One of the things that the Commission proposes is to create more transparency in gas contracts. And this was strongly endorsed by the European Council of March 19. The European Council basically asked the Commission to come forward with an ambitious proposal to make sure that the gas contracts are more transparent, because what is happening now is that the negotiations of gas contracts – and very often these are long-term gas contracts – are completely non-transparent. They take place purely on a bilateral level, with our member states not really knowing what the real benchmarks are.

I think in this field the Commission can do a very useful job. The Commission can be associated at a very early stage with the negotiations, it can gather all information on gas contracts – for example, what is reasonable price, what is reasonable volume, what are reasonable contract clauses. The Commission, of course, fully respects the secrecy of commercial information and has extensive experience of how to treat certain information in a confidential manner; but if the Commission is aware what is in the gas contracts, it’s easier to establish some benchmarks and this will help individual member states in their negotiations with certain third parties. And this I think is one of the most promising elements in the Energy Union Strategy as far as energy security is concerned.

Can we expect that in the future the EU will be negotiating gas purchase with major providers like Gazprom on the part of the member states?

The negotiations are, of course, a competence of member states, they will negotiate, but the main difference will be that the Commission will be associated at an early stage.
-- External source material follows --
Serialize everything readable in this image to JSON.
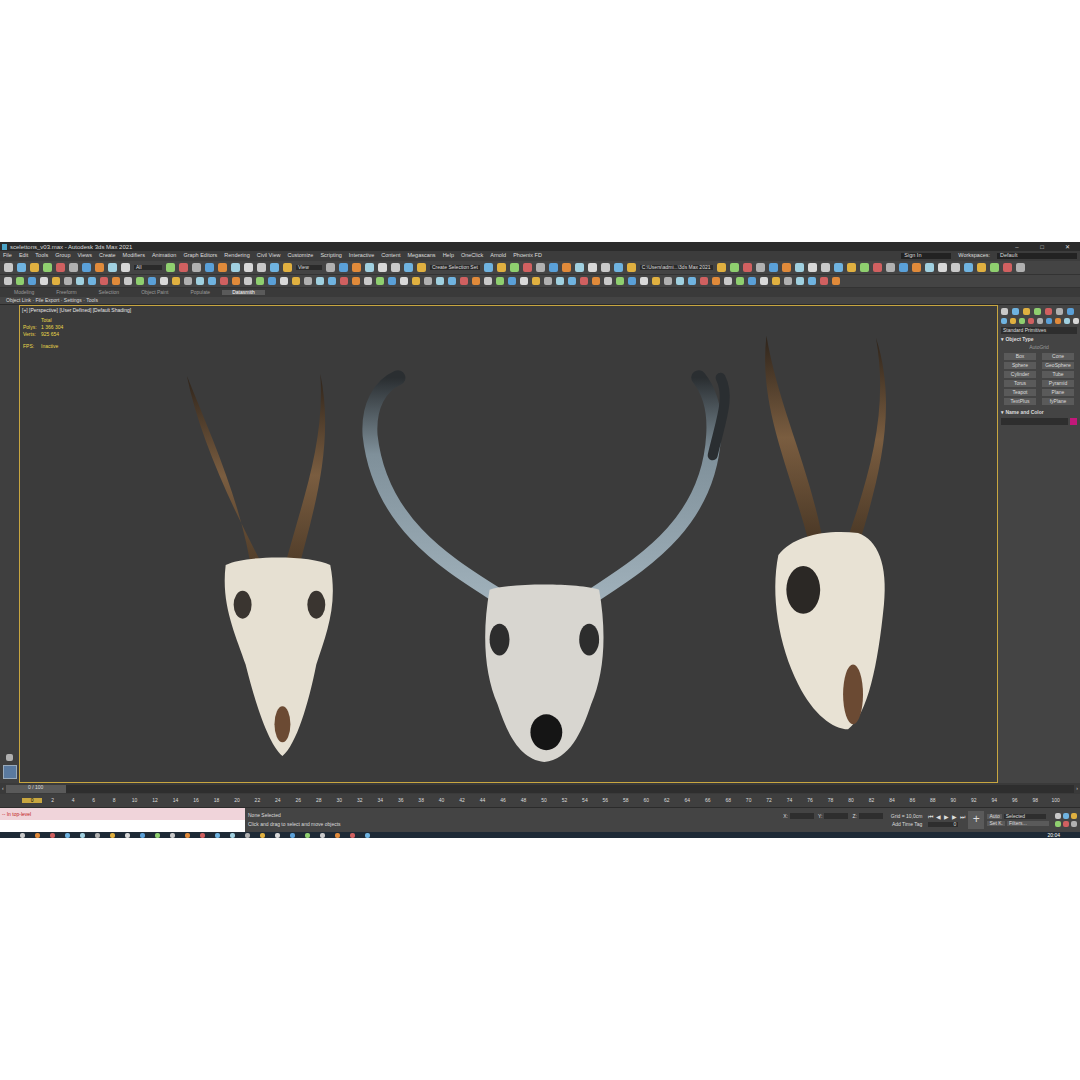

Which is not the case now. What happens too often is that a member state is negotiating with a third party and, at a final stage, the Commission is involved, but then very often it’s too late, because the contract is almost finished. In this case, the Commission will be associated from the very beginning in the negotiations and the Commission will really give a hand to a member state that is negotiating. But of course it will not be the European Union as such that is negotiating, it will be a member state.